Nahrung, más bien: Nahrungsmittel = las comestibles > el alimento > todo lo que puedes comer con/sin preparar en la cocina
Speise: en general: alimento compuesto de comestibles ya preparado en la cocina para comer ... aunque se usan la palabra en las regiones de Alemania de vez en cuando poco diferente en el sentido ...

¡Ojalá te sirva!     

Saludos  --  baufred  --


----------



## osa_menor

Student1706 said:


> Creo que no he entendido muy bien lo que significa Mahlzeit porque "comer los comestibles" da sensación de verbo.

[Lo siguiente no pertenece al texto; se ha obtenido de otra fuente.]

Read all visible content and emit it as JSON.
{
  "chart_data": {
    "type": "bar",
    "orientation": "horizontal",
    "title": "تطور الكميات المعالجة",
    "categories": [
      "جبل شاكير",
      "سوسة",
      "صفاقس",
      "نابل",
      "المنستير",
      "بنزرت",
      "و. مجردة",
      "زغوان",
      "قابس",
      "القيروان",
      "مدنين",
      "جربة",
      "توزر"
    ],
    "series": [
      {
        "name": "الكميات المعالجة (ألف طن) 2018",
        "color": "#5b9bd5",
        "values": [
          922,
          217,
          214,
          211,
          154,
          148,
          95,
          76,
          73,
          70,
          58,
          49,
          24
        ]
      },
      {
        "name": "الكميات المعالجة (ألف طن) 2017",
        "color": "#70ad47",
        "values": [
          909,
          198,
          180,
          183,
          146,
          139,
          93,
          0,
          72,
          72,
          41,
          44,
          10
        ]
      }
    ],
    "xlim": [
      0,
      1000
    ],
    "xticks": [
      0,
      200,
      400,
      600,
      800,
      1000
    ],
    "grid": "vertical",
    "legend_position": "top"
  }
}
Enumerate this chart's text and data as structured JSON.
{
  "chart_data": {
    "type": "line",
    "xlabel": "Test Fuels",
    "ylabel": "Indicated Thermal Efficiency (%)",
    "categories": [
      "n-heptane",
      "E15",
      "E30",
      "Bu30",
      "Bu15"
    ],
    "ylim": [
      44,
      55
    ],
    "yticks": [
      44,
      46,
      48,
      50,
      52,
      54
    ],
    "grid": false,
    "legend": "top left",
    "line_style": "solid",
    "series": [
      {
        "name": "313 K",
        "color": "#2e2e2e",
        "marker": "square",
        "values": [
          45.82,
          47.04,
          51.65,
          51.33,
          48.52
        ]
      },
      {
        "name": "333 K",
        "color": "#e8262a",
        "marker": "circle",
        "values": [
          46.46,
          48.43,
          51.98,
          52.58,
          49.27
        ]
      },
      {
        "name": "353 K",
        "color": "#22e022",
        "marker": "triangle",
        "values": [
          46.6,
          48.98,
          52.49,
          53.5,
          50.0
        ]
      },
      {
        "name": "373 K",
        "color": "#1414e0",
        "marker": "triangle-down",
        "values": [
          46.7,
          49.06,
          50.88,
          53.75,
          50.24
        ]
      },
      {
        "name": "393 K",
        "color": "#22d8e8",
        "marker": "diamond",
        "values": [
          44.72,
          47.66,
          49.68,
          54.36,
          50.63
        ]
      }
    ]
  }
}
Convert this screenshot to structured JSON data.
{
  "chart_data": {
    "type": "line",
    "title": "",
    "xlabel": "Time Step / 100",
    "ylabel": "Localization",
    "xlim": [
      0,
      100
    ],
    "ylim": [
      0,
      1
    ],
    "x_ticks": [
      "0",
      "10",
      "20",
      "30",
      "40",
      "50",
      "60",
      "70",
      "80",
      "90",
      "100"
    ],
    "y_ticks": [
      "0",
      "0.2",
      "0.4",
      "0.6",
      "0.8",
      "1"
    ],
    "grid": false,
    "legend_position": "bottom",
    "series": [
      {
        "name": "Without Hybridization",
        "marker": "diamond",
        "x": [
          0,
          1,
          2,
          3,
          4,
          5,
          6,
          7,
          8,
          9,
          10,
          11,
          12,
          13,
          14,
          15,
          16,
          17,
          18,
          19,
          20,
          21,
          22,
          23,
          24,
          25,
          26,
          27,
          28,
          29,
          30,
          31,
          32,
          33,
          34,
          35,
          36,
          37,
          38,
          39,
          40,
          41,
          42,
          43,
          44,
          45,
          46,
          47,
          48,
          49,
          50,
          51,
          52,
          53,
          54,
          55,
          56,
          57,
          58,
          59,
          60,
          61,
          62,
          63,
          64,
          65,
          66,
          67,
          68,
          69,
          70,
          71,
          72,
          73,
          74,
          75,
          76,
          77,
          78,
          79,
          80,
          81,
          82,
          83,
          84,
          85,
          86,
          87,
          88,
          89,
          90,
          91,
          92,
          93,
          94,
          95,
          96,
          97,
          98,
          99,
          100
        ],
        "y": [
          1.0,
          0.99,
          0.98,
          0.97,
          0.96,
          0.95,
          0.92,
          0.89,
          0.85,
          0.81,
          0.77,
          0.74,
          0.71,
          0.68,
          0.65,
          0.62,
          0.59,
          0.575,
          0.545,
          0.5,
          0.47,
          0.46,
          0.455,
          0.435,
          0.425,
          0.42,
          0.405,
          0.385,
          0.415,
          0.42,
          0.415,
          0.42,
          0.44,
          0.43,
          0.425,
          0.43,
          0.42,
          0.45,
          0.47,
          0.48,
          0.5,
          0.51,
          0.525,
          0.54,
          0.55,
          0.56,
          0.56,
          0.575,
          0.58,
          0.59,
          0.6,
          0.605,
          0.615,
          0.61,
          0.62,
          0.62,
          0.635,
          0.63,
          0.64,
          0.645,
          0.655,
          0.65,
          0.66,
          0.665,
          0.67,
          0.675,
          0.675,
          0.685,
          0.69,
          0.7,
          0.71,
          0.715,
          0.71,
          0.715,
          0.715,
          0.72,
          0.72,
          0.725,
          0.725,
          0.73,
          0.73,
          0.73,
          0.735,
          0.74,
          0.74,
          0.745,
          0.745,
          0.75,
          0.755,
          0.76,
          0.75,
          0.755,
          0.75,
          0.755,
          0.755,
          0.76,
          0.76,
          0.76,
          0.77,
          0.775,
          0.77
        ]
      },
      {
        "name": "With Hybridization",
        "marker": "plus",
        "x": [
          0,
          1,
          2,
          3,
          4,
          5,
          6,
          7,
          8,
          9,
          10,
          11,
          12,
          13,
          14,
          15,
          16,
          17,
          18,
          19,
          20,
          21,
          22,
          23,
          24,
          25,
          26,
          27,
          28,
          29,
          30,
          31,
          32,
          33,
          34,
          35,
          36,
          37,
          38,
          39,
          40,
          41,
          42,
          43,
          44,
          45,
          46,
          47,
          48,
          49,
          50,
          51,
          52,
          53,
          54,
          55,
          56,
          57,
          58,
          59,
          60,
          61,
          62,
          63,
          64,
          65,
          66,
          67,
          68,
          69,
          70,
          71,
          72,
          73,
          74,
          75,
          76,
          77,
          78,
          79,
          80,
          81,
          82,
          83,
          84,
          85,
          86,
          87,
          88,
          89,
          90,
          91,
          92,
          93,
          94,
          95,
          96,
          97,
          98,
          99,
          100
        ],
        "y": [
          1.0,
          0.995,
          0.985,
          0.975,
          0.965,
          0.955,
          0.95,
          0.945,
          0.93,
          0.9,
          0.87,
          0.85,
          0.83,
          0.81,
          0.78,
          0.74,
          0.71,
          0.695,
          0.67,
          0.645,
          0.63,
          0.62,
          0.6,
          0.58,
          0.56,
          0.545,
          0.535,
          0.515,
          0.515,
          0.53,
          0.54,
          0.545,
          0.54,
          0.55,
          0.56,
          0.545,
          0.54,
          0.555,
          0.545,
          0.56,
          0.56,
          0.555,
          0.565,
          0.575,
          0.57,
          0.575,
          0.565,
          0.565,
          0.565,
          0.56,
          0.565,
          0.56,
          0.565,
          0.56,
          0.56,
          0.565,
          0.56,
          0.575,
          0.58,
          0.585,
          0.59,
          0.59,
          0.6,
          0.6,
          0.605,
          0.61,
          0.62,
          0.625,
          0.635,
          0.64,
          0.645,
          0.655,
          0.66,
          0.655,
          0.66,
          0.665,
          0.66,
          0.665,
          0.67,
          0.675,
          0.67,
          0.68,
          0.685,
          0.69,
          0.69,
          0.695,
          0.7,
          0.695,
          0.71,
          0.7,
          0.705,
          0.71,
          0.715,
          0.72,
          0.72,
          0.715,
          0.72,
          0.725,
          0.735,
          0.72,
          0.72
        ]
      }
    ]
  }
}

La duda me surge también al acabar en -zeit, por si tuviera quizás algún significado relacionado con "tiempo" o "momento".
> ¿Cuál es la diferencia más detalladamente entre Nahrung y Speise?
> gracias


Hola Student:
Este tema es igual de complicado que en español lo de la diferencia entre _la comida_, _el alimento_, _el nutrimento_, _los comestibles_, ...
A veces _Nahrung _y _Speise_ pueden ser sinónimos con la noción de _alimento_ ( mayormente in textos antiguos y en textos de la Biblia) y a veces no. 
En la noción de nutrimento hoy en día se usa _Nahrung_. 
En la noción de guiso sólo se usa _Speise.
_Te doy unos ejemplos:

Nahrung:
_Bücher sind* Nahrung* für den Geist._
_Kinder*nahrung* ist für Kleinkinder._
_Man sollte dem Feuer keine neue *Nahrung* geben._
_El pan es un alimento básico_.
_    Brot ist ein Grund*nahrungs*mittel_. 
_    Brot ist ein Grund*speise*mittel_.

Speise:
_Welcher Wein passt zu welchen* Speisen*?
Puddung ist eine Süß*speise.*
_En la electrotécnica usamos_ *Speise*spannung_._ 
*                                           Nahrungs*spannung _

En el título del menú se escribe:
*Speisen* und Getränke.
*Nahrung* und Getränke. 

Con respecto a _Mahlzeit_:
Los _Mahlzeiten_ son: _Frühstück_, _Mittagessen_, _Vesper_ (en mi región) y_ Abendbrot_.

Espero haberte ayudado,
Osa.

Hallo Baufred, wir haben uns überschnitten.


----------



## baufred

... aber gut ergänzt  ...

... und, sehr oft ist halt bei verschiedenen "Begriffen" die Deutung regional unterschiedlich breit angelegt ... wir haben ja auch mit der spanischen Sprache das gleiche Problem ...

Saludos ...


----------